It’s a classic line from a great movie. It’s nine words that speak volumes. And it is amazing how this is more than just a line from a movie, it is problem in our society. To be fair, the concept of communication problems go backs millennia, and even can be connected to God as He caused multiple languages due to the arrogant effort of men in their Tower of Babel fiasco. (Go to Genesis 11 to hear that story.)
the Niagara Institute talks of 10 common barriers to communication …
- Poor listening
- Unnecessary use of jargon
- Distractions
- Mismatched communication styles
- Bad timing
- Unresolved conflict
- Too much or too little information
- Poor manners
- Cultural differences
- Language barriers
This is real. Think of these. Poor listening … We think it’s all about us and others don’t really matter. Unnecessary use of Jargon – and this is so true, whether by regional dialect and idioms or by culture. Major examples of this in church life exist as we speak ‘christianese’ words that society doesn’t always get.
In early days of the church – many thought christians were cannibals. We drank the blood. We ate the body. yuck, but not yuck.

Poor manners – how often to we act rude … or ignore others for acting rude?
For me, a biggie is distractions … ‘squirrel’ is part of my way of life.
Instead of focusing on what barriers there are, let’s give a few points on improving communication. Now as a pastor/preacher, I get inundated with articles and input on improving my style and sermon presentations. But this is more about regular communication. This might even include about the communication from church to church members.
Communication specialists estimate that it takes telling a message 16 times for the information to spread throughout an organization. That number may seem like overkill, but it rarely is.
16 time! SIXTEEN?
So here are a few verses that might give some insight …
- Sometimes silence is preferred … Proverbs 10:19 – “Sin is not ended by multiplying words, but the prudent hold their tongues.”

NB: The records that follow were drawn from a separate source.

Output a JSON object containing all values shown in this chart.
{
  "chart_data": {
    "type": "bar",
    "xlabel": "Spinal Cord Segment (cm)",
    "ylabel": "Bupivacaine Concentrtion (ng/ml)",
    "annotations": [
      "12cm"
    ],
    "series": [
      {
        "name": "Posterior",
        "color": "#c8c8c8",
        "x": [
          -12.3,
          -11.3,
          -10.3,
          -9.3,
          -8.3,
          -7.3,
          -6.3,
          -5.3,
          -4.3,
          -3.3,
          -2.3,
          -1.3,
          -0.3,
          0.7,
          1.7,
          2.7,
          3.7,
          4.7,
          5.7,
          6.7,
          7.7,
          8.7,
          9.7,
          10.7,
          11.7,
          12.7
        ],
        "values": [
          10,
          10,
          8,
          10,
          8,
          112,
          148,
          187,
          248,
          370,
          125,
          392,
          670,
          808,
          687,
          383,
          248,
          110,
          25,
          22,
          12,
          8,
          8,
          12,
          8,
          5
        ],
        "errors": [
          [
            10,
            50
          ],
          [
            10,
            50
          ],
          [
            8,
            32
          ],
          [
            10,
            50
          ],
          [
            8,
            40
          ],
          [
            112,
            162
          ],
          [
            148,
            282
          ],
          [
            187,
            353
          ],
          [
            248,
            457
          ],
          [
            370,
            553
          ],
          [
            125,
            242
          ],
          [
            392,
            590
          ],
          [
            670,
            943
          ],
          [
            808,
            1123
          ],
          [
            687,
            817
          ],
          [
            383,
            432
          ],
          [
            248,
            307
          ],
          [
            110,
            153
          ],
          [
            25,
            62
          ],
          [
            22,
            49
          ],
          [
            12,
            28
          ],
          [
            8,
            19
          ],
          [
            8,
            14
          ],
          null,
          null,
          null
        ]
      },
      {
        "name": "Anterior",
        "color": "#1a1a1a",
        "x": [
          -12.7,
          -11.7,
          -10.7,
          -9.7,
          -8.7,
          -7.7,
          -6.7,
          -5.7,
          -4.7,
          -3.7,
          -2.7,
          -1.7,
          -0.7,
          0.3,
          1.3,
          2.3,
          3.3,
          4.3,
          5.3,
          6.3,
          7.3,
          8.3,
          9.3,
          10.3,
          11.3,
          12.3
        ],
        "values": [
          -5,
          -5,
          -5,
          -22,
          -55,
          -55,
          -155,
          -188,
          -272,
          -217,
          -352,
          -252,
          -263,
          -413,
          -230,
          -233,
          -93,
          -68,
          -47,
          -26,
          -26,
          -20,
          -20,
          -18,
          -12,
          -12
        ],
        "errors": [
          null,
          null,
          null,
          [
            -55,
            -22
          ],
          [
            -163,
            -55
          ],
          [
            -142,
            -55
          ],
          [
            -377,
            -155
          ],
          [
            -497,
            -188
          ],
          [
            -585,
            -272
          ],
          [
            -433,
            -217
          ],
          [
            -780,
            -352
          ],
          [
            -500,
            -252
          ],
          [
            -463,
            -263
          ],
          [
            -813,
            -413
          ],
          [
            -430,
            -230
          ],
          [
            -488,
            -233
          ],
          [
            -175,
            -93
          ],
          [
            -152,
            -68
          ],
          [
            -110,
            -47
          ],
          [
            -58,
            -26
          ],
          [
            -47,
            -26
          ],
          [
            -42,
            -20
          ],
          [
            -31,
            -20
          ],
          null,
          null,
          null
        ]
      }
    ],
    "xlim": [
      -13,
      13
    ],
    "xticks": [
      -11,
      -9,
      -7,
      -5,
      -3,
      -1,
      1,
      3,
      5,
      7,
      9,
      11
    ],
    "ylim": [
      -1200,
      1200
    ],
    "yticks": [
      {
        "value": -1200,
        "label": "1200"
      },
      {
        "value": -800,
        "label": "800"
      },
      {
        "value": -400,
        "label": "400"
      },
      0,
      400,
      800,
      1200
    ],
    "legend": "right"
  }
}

- Listen before speaking … Proverbs 18:13 – “To answer before listening — that is folly and shame.” … “My dear brothers and sisters, take note of this: Everyone should be quick to listen, slow to speak and slow to become angry, because human anger does not produce the righteousness that God desires” (James 1:19-20).
- Kindness, Gentleness & Grace should be what defines our words … Proverbs 12:25 – “Anxiety weighs down the heart, but a kind word cheers it up.” … Proverbs 15:1 – “A gentle answer turns away wrath, but a harsh word stirs up anger.” … Proverbs 16:24 – “Gracious words are a honeycomb, sweet to the soul and healing to the bones.”
- Keep in mind, God listens and knows all our words …Psalm 19:14 – “May these words of my mouth and this meditation of my heart be pleasing in your sight, Lord, my Rock and my Redeemer.”
- Don’t lie, deceive or speak manipulative … Ephesians 4:25 – “Therefore each of you must put off falsehood and speak truthfully to your neighbor…”
- Put yourself in their shoes, consider what they are going through … “Finally, all of you, be like-minded, be sympathetic, love one another, be compassionate and humble” (1 Peter 3:8).

Here are some basic principles …
- Say Less, but be intentional in your words … typical listeners only take so much in before they shut down, cut off, tune out. Me, growing up, and still now … I like short and to the point phone calls. I prefer tweets in so many lines verses a paragraph after paragraph verbal diarrhea found on other social media. As a pastor, I normally do about 30-40 minutes, but it’s about under 15 minutes sections that connect.
- Talk with the presumption the listener doesn’t get your idioms, jargon, or inside-verbiage … try to answer questions upfront, questions people who don’t know you would not understand
- Put yourself in their shoes … thank about what they want to hear, what motivates them, what would draw their attention.
- Care about what you are saying … if you don’t care about the conversation, why should they. More important, care about the person to whom you are speaking. People don’t care what you have to say till they know you care for them..
Say Less + With Greater Clarity + In Ways That Connect With People
No matter the medium, greater and clearer communication is important.